We had a nice day down in Balboa Park with the rest of the Lab staff, visiting museums and having a nice lunch at the Japanese garden tea pavilion. And yes, even there I had a Weird soda. "Gettin' Cool Melon Soda" was a treat. I have another can here in the Lab, and will review it soon enough. That visit to Balboa Park was the second good thing.
The third good thing happened when we got back. In our absence, the postal service had delivered a couple of packages to the Lab. One was addressed to the Kibbitzer-in-Chief, and contained a single hollow triangular wood and plastic block. That's another story, and if she ever starts her own blog entitled "Weird Customer Service Experiences Review", you'll hear all about it. The other was for me--addressed to the Quaffmaster (well, actually, to the "Guaffmaster", but I'm assuming it was for me). I didn't recognize the name on the return label. However, since it wasn't from the Biotta company, I figured the chances of it being a bomb were pretty small, so I went ahead and opened it.
Inside was--exquisitely packaged--a Weird Soda.
I cannot tell you how thrilled I was to receive this. I experienced a moment of Buddha-like connection to all of existence (I call this "actualizing my Soda-nature", or "achieving Sodatori"). Someone out there not only read the blog, but actually sent me Weird Soda. I (and I am not making this up) almost wept with joy. It was sent by Paint CHiPs, a most noble personage with whom I am acquainted, and whose writing is among my literary role models.
And what a Weird Soda! Allow me to transcribe the front of the can:

Chin Chin
Grass Jelly
Drink
Boisson Aux Gelees D'Herbe
Xu'ng Xao Mat Ong
Honey Flavour

Beneath this is a picture of a glass goblet filled with a semi-gelatinous black curdled mass, with a straw sticking out of it. And a golden honeybee hovering nearby.
Let me quote the Lead Assistant Reviewer's impression upon examining the can: "So you're drinking mud?"

This stuff is impressive. The ingredients list includes (in English and French) water, grass jelly (with the species of grass identified by scientific name, Mesona procumbes Hemsl), cane sugar, corn starch, and honey. According to Wikipedia, Mesona procumbens Hemsley is a relative of mint, which is used in Taiwan (where this is made) as a diuretic and as a "grass jelly" (which, according to Wikipedia again:
...is made by boiling the aged and slightly oxidized stalks and leaves of Mesona chinensis[1] (member of the mint family) with potassium carbonate for several hours with a little starch and then cooling the liquid to a jelly-like consistency[2]. This jelly can be cut into cubes or other forms, and then mixed with syrup to produce a drink or dessert thought to have cooling (yin) properties, which makes it typically consumed during hot weather. The jelly itself has a slight bitter taste, a light iodine lavender flavor, and is a translucent black. It can also be mixed with soy milk to produce a milky white liquid with black strands in it.
So I'm gonna get my yin on with the Chin Chin Grass Jelly Drink (Honey Flavour).
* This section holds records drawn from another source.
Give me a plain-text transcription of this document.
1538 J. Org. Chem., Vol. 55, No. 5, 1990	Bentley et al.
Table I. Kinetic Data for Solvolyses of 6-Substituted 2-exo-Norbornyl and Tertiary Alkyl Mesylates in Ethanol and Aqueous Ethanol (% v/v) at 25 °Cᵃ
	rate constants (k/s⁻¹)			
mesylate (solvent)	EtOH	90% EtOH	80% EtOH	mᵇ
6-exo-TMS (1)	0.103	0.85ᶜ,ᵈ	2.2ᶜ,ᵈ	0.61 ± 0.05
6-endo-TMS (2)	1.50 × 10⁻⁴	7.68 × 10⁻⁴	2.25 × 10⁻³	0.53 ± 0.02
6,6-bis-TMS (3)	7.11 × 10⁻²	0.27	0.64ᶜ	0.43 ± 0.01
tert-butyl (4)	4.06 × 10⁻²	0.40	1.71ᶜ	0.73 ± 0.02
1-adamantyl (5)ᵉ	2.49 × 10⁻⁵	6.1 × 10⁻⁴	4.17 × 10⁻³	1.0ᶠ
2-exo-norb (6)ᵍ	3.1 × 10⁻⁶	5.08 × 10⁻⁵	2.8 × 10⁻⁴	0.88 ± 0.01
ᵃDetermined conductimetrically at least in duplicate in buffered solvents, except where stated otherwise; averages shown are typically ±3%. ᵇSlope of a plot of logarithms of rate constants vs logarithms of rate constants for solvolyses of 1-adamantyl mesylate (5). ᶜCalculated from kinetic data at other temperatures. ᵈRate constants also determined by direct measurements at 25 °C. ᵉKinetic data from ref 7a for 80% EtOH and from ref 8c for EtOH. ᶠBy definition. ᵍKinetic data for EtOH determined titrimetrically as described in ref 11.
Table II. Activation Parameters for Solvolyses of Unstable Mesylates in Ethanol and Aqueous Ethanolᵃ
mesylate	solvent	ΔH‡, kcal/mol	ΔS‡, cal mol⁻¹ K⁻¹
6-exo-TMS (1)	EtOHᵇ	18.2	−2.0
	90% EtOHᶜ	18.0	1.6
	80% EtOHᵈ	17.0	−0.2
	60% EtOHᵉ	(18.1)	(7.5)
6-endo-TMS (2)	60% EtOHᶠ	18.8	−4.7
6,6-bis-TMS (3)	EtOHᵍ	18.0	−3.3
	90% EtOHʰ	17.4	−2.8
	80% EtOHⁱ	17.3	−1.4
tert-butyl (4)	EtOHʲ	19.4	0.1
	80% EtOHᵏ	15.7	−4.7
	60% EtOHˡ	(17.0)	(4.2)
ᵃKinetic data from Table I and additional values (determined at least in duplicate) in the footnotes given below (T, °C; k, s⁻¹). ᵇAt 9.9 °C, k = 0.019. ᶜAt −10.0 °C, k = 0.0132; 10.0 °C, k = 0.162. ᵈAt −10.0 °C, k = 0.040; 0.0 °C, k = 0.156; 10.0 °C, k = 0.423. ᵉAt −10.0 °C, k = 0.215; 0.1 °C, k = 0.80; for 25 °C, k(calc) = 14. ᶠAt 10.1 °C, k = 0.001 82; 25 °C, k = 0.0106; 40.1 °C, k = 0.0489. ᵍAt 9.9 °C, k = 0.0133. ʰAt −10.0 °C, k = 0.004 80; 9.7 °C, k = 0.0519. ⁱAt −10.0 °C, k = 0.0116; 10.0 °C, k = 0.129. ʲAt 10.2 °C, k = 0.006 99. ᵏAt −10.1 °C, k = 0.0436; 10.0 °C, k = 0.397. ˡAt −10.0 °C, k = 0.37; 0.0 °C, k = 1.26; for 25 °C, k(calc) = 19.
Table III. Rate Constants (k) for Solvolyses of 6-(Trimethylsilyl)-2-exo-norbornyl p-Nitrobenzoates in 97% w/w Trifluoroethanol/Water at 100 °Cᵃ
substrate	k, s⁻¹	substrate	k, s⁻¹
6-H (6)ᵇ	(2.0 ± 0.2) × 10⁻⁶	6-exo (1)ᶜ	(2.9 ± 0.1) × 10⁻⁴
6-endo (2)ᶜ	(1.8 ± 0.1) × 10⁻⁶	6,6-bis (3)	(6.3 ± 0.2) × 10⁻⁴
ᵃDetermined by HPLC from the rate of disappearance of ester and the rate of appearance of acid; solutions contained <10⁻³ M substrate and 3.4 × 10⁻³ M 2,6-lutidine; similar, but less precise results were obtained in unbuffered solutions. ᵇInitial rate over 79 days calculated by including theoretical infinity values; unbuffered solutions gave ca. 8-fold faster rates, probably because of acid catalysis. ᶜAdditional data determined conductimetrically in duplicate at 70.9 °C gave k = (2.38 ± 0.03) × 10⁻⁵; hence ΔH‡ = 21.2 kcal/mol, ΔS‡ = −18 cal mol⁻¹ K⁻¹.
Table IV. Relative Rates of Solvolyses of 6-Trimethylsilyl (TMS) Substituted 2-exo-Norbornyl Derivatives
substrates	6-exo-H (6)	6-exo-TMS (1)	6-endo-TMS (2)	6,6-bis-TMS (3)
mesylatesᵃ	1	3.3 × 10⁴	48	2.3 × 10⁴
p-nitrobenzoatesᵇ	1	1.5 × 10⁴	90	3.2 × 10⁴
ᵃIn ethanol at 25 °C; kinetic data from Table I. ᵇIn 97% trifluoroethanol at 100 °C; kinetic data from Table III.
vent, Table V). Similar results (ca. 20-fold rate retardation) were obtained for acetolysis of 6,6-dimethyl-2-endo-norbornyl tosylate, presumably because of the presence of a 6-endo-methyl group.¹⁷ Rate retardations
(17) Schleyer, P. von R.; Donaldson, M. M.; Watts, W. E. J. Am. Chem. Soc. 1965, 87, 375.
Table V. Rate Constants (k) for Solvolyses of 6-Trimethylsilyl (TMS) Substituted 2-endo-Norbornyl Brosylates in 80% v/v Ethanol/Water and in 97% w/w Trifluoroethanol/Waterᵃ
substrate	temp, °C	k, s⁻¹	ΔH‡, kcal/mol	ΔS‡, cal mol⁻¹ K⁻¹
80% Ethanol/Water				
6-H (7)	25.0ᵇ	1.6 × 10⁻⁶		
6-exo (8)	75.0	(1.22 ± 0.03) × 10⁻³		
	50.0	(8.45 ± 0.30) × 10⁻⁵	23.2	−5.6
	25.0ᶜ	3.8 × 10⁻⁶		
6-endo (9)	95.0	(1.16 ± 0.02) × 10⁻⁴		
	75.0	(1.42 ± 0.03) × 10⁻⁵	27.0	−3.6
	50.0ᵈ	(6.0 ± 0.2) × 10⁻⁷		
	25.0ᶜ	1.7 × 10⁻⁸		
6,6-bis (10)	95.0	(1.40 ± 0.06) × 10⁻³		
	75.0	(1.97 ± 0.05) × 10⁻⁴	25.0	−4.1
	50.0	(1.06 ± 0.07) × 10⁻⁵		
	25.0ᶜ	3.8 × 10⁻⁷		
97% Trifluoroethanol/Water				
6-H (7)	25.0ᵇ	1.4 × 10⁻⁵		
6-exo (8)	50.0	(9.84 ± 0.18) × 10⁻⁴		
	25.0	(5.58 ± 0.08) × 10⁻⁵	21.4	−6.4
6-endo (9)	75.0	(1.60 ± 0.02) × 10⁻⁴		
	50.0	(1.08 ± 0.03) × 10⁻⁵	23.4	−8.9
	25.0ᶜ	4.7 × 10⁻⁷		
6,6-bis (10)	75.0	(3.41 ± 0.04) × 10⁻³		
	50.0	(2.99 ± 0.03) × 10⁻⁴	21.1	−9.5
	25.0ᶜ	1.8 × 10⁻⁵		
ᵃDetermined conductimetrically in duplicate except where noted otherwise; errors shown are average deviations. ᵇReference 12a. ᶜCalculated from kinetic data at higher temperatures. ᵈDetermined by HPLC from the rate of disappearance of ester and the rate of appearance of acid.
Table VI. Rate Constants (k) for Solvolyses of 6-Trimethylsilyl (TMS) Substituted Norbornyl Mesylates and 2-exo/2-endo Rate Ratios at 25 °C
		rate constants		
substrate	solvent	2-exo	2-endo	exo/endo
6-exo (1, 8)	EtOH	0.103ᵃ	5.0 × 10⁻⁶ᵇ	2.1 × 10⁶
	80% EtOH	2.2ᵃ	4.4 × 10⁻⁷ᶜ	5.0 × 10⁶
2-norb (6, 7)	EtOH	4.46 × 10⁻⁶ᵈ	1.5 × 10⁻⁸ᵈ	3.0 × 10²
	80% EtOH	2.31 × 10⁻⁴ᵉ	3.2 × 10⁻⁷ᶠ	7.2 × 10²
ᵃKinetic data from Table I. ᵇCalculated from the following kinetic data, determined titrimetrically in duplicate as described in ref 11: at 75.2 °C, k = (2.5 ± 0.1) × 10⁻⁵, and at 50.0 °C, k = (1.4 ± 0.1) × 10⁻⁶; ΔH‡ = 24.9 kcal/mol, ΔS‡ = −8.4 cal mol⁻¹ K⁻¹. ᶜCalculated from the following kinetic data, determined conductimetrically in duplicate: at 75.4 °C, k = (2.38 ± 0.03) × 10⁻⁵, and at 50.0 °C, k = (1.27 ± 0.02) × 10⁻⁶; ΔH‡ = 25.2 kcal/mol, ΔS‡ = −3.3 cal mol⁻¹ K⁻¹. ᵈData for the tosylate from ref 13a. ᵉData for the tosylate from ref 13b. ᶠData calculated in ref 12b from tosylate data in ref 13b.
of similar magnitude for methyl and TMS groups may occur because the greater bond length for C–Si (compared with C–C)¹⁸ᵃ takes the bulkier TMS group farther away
But before I do (and keeping in mind that this may be my last chance to do so, given what this stuff looks like), allow me to express my most fervent thanks to the noble Paint CHiPs, who apparently (based on the included note) found this at a sidestreet bakery in Chinatown, in Chicago.

Where and when: purchased July 3rd, 2009 in Chinatown, Chicago, Illinois
Color: extremely dark brown, almost black. Not in chunks, or particularly jellylike.
Scent: Sweet steel-belted radials. It actually does smell a bit like old rubber. Not very strongly scented. Slightly sweet, herbal, grasslike, muddy.
K-i-C: (shrugs) "Smells like alfalfa tea."
JAT: :Eww. Yuck. Yucky, yucky smell."
K-i-C: "It smells like timothy hay. Or the doormat aisle at Cost Plus."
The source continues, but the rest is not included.